I wouldn’t call it a discord alternative. It is closer to fancy IRC/live forms.

Then again I don’t really use Discord

possiblylinux127@lemmy.zip on 29 Aug 05:09 collapse

Signal third party clients base off the Signal code base. They just add patches and remove certain dependencies. Also they are often more secure. You logic is from the Apple PR department.

ramenu@lemmy.ml on 29 Aug 13:24 collapse

Again, having third party clients would not definitively mean the client is bad. Obviously, if it’s a simple fork with hopefully small patches that are just UI changes, it’s probably not going to harm the security model.

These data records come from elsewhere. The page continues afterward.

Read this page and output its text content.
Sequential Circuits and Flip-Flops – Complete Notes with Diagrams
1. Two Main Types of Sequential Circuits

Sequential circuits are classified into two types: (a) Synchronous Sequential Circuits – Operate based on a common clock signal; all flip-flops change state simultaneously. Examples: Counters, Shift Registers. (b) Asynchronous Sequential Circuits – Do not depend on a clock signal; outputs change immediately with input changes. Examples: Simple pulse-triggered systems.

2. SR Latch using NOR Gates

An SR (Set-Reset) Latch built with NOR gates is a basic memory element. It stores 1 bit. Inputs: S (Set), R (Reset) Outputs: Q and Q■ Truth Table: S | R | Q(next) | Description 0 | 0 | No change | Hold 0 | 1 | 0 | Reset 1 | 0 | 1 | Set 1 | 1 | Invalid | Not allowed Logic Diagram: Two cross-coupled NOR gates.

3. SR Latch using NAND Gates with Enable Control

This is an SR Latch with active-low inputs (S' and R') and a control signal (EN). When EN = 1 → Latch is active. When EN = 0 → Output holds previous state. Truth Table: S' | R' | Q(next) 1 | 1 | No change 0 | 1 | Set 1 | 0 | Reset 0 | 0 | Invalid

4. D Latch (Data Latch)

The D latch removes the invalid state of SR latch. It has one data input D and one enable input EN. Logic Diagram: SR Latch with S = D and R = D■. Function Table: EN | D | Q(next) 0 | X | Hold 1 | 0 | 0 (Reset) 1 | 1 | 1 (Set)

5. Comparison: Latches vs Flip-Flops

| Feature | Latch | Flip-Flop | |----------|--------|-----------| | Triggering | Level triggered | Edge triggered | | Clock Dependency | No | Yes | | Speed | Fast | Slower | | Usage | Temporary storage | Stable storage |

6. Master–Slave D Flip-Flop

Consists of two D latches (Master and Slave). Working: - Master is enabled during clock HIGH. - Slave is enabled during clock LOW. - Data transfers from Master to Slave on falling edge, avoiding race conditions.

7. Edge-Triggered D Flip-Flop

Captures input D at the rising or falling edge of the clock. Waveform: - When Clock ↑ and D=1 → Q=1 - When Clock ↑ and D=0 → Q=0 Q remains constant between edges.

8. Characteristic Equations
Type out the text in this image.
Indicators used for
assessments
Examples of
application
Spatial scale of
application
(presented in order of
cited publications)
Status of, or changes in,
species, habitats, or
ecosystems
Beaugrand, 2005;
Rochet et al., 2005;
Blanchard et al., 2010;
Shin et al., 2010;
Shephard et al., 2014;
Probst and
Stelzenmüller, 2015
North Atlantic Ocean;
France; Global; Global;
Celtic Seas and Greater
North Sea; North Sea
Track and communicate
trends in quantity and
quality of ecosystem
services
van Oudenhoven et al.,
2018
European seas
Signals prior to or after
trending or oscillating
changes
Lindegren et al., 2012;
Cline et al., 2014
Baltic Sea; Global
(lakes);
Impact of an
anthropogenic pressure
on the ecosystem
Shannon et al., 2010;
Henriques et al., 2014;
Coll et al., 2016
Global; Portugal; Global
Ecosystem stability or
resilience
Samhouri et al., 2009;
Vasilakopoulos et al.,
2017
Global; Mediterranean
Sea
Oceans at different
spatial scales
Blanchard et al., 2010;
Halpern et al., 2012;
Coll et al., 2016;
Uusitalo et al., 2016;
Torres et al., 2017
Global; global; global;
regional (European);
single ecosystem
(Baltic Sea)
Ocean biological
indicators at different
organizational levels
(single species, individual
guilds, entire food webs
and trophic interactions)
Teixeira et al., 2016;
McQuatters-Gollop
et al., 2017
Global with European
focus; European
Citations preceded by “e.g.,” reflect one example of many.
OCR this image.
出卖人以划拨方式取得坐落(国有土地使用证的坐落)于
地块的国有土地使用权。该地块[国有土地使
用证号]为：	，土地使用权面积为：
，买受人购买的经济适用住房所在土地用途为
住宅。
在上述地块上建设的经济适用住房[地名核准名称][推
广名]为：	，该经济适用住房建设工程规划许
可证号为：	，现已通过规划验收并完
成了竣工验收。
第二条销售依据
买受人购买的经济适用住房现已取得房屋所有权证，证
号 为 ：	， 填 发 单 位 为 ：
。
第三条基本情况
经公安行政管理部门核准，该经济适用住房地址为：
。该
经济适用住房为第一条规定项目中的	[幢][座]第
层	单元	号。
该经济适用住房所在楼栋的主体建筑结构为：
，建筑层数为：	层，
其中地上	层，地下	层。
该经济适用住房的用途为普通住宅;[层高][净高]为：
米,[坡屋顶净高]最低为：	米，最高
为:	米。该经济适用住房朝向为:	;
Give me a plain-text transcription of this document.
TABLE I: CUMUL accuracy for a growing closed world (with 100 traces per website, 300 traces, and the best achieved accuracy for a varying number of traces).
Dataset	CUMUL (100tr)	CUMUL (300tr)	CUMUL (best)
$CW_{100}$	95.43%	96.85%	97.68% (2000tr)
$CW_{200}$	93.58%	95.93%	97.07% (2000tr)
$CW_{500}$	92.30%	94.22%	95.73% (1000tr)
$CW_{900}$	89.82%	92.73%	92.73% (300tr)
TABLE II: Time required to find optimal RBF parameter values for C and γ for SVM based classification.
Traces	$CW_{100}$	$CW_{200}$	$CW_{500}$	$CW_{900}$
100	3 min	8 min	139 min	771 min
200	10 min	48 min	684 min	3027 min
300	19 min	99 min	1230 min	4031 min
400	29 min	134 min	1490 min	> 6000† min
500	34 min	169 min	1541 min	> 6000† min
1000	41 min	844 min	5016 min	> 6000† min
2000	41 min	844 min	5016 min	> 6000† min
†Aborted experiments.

I should have phrased this better in my original post. When I was thinking about third party clients, Matrix and XMPP immediately came to my mind. Not very simple forks. So I’ll phrase this better: “Having non-trivial third party clients is not good for security.” What non-trivial means is left to interpretation though, I suppose.

doctortran@lemm.ee on 29 Aug 03:02 next collapse

Having third party clients is not good for security.

If the first party provider told you this, you should always second guess them.

Moreover, providing an option that informed users can choose doesn’t hurt security. This idea the user can’t be trusted to use the appropriate type of messaging if provided options needs to die.

PlexSheep@infosec.pub on 29 Aug 19:29 collapse

Why do you think so? I see it as a strength in diversity and a great driving force for a proper server api

KLISHDFSDF@lemmy.ml on 29 Aug 01:26 next collapse

That’s outdated information:

Go forth and contribute, fork, or create your own.

They also refuse to distance themselves from Google’s app store.

This link has existed forever at this point if we count in internet years: signal.org/android/apk/ - getting an app directly from the developer with no middleman is about as distant as you can get from Google’s app store.

possiblylinux127@lemmy.zip on 29 Aug 05:05 next collapse

I wish they had Signal on F-droid but at the end of the day at least it is possible to use Molly Foss.

istanbullu@lemmy.ml on 29 Aug 06:51 next collapse

Those clients exist despite Signal Foundation, not because they encourage community development. They are doing everything they can to discourage third party app development.

KLISHDFSDF@lemmy.ml on 29 Aug 07:03 collapse

They are doing everything they can to discourage third party app development.

I’d say you’re moving the goalpost. Other than the hostility the founder showed towards LibreSignal nearly 10 years ago now, can you source any evidence to support your claim?

istanbullu@lemmy.ml on 29 Aug 08:31 collapse

Lots of red flags here in Github: github.com/signalapp/Signal-Android/issues/9044

KLISHDFSDF@lemmy.ml on 29 Aug 08:34 collapse

That link, and I could be missing it, has nothing to do with what I claimed. Mind editing your post and quoting a red flag linked at the source you provided?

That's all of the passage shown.